Durante una entrevista en el programa “Enfrentados”, que transmite la plataforma digital El Nuevo Diario TV, expresó que algunos podrían argumentar que el país está creciendo, que la población se multiplica y que los indicadores de desarrollo económico muestran avances.
Sin embargo, acaró que una cosa es el crecimiento económico y otra muy distinta es el desarrollo social, ya que son realidades completamente diferentes y no necesariamente avanzan al mismo ritmo.
(Ver programa).
Recordó que en la primera edición de su libro Cuando se enferma un pueblo (2004), se citaban fuentes que indicaban que el 52 % de la juventud dominicana había probado drogas, y que el 25 % de los jóvenes abusaba de ella. Desde entonces se han publicado cuatro ediciones del libro, y la problemática lejos de disminuir se ha profundizado.
Citó además que, de acuerdo con el Fondo de las Naciones Unidas para la Infancia (UNICEF) en República Dominicana, una de cada cinco adolescentes ha tenido un hijo o está embarazada, lo cual se trata de un problema grave, porque en muchos casos, no cuentan con la competencia emocional, moral ni con el equilibrio mental necesario para criar a otro ser humano, lo que deja sobre los padres la responsabilidad de criar dos generaciones simultáneamente.
El escritor manifestó que gran parte de esta responsabilidad se debe al fracaso de la crianza moderna, porque en modelos de formación del pasado, había una especie de pirámide en la que el hogar ocupaba la base, los padres tenían a su cargo la formación integral y holística de los hijos.

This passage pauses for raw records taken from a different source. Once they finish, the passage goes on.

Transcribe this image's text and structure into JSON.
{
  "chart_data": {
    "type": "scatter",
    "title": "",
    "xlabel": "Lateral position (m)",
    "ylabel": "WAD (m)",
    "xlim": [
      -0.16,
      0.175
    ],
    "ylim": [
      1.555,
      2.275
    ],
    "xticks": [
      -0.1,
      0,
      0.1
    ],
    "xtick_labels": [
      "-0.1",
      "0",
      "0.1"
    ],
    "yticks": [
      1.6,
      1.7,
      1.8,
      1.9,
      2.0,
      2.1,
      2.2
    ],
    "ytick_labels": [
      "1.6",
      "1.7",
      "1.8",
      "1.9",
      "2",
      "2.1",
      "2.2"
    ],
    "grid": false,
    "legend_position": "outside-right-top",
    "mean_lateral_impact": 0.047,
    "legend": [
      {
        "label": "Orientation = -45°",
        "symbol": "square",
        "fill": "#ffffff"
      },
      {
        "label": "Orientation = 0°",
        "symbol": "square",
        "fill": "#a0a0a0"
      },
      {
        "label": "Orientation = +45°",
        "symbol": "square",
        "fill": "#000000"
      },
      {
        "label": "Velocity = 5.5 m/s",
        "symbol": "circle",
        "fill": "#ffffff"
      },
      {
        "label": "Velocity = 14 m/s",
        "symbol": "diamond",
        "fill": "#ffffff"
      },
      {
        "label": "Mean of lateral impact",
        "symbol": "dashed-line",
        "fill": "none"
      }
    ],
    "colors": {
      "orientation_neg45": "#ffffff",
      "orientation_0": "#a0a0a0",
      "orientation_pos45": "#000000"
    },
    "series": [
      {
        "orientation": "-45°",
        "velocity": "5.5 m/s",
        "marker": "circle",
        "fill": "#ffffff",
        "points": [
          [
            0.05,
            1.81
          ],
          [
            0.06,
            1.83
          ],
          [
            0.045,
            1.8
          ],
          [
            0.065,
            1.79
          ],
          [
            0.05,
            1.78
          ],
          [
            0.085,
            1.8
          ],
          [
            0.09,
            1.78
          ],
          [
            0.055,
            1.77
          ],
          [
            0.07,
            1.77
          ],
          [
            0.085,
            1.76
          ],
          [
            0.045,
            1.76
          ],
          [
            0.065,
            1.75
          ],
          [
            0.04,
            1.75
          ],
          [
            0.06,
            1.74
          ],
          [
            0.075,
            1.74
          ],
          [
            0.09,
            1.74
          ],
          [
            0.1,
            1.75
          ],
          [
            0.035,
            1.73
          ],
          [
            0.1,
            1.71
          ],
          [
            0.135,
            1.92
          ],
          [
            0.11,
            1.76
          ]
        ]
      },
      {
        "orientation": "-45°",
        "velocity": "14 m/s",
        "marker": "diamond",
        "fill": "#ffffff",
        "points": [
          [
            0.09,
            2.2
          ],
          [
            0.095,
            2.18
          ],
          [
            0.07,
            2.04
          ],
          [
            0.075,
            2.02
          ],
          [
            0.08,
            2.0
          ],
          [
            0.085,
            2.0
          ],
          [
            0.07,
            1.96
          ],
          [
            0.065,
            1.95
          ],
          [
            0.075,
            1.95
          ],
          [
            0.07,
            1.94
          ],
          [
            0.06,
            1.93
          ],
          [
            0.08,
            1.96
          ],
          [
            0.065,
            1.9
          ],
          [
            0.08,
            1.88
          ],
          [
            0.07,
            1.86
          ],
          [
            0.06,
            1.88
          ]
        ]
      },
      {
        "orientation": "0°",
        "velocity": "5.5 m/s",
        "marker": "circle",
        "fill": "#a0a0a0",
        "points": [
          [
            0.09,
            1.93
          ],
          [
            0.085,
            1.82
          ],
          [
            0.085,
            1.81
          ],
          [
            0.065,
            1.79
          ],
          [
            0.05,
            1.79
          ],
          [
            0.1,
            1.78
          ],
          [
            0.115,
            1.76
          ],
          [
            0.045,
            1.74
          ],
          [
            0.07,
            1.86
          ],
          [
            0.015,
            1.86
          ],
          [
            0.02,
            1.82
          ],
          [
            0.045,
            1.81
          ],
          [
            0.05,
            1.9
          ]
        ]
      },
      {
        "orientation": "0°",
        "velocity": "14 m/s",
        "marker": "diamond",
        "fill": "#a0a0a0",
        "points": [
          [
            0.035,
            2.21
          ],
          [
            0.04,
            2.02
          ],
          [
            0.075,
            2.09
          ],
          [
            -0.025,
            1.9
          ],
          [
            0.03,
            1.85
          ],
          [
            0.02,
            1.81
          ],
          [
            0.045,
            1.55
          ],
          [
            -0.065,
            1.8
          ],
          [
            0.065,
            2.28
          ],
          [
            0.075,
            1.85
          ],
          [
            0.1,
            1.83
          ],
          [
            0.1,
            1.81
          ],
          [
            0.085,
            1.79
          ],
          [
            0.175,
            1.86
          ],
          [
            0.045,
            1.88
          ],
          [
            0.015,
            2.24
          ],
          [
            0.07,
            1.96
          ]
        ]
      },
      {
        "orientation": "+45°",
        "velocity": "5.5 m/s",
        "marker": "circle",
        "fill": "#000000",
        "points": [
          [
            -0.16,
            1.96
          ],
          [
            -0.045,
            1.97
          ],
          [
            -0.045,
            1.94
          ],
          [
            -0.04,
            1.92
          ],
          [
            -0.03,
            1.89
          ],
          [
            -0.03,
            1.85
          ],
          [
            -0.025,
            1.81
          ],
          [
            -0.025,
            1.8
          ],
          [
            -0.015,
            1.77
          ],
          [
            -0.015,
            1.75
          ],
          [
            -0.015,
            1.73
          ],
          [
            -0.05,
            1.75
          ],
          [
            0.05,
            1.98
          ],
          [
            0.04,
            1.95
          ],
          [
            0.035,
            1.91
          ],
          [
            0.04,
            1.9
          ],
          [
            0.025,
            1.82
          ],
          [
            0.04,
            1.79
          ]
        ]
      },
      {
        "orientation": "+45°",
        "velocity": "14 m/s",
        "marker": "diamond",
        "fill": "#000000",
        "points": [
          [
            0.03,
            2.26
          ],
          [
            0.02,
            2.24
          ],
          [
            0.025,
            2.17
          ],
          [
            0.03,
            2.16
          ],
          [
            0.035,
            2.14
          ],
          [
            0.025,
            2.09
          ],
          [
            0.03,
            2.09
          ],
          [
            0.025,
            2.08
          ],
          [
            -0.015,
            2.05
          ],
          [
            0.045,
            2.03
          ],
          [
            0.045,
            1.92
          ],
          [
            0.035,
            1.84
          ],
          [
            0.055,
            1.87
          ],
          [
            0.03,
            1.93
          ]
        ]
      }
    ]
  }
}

Los maestros actuaban como segundos padres, y la comunidad ejercía una mentoría natural en el desarrollo de los jóvenes.
En cambio, en la actualidad ese modelo prácticamente desapareció y los hogares ya no están cumpliendo adecuadamente la función de formar individuos saludables para entregarlos a la sociedad. Al mismo tiempo, dijo que la sociedad está sumergida en una indiferencia casi total frente al proceso de crianza y a la «gente parece importarle muy poco lo que ocurra con los muchachos».